All those images pop up in Kontakthof, some of them recurring in intriguing ways. This is a piece that demands to be seen multiple times, simply for the careful way Bausch has layered the motifs.

For instance, the image of a man carrying around an adult-sized blow-up doll is planted early on, then used for an amusing visual joke midway through and finally recalled one last time in a disturbing sequence in which a real woman – poignantly, one of the older company members – is passively being pawed at and fondled by all the men.

One of the most startling early images is of the men, seated but maniacally sliding their chairs and plunging their way towards a wall full of writhing women, a heightened mating dance all performed to the frenetic sounds of a boogie woogie tune. It’s echoed later on when it’s the women working their way towards the men.

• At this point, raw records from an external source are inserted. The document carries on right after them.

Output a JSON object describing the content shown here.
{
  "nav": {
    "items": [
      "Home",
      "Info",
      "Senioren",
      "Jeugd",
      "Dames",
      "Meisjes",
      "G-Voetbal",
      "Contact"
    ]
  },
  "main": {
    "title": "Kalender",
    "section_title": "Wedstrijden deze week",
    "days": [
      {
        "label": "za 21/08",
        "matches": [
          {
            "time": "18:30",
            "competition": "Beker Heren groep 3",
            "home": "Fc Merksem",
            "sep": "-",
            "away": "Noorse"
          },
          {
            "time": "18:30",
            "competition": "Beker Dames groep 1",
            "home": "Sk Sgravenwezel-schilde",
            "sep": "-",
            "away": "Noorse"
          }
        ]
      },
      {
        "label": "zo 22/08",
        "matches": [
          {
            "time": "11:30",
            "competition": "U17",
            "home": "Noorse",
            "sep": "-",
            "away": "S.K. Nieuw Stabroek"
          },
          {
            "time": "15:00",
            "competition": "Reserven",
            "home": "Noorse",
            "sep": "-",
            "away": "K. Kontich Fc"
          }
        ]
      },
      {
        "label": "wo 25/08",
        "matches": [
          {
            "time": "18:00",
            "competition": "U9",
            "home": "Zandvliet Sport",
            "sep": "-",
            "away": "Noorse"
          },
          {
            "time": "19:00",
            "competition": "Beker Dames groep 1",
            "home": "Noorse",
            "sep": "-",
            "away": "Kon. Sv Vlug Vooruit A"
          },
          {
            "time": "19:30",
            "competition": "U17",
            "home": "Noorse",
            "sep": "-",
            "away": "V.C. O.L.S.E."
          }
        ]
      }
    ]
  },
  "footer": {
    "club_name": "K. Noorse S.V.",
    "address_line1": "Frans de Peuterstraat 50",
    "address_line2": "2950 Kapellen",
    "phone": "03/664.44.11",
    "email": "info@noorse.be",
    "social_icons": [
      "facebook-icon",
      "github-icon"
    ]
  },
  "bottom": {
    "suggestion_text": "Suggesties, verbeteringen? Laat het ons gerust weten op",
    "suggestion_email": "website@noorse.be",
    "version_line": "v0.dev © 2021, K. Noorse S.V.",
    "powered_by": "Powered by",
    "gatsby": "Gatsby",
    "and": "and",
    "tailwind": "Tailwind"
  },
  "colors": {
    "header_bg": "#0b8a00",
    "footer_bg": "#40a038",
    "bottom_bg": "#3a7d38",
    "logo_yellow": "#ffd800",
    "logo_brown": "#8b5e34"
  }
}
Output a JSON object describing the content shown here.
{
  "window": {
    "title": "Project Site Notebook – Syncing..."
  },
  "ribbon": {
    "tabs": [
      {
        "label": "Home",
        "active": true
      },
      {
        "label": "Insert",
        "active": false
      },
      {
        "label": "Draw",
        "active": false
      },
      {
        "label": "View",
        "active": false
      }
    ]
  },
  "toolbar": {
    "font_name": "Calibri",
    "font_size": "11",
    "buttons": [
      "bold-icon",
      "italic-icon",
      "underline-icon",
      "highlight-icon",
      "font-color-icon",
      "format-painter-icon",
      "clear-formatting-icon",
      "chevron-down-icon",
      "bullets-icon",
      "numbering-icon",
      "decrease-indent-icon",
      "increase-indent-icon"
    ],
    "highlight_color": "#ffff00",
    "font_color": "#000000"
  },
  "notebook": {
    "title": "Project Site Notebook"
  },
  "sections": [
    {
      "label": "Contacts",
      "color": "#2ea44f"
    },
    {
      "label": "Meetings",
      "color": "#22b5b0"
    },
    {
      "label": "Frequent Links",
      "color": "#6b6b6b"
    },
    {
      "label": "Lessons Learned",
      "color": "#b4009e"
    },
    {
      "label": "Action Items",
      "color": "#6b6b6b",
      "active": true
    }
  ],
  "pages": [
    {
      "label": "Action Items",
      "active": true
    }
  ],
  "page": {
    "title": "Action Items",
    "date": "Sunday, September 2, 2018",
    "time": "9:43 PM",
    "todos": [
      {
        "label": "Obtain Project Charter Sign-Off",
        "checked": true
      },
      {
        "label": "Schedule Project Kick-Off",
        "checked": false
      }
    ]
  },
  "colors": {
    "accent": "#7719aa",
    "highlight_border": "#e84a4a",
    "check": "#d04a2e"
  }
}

The lighting in Rolf Borzik’s set design helps demarcate the various temporal and psychological planes in the work. And there’s an astonishing use of space. The performers stride or shuffle or slouch through the main playing area, but disappear behind it and slip through doors. They also occasionally address the audience in a couple of clever scenes that break down the fourth wall. (Hint: when the “photographer” figure walks out into the audience with Polaroids, get his attention and you’ll walk away with a souvenir. I wish I had.)

The connections among Kontakthof’s characters are exclusively heterosexual, however – something that betrays the work’s age. But what’s astonishing is how the personalities of the performers come across a touch of arrogance reflected in a straight back, a flash of vulnerability and fear depicted in a look. Bausch knows that to move towards the audience or away from it, to turn your back on a person or cling to them, communicates something specific and real.

The work’s central image is of the entire company smiling out at the audience and lightly marching in unison in a circle. The gestures they use might seem like everyday tics – the flutter of fingers, for instance, or the patting down of clothes – but they add up to a dance of life, a profound and moving look at what it means to be human.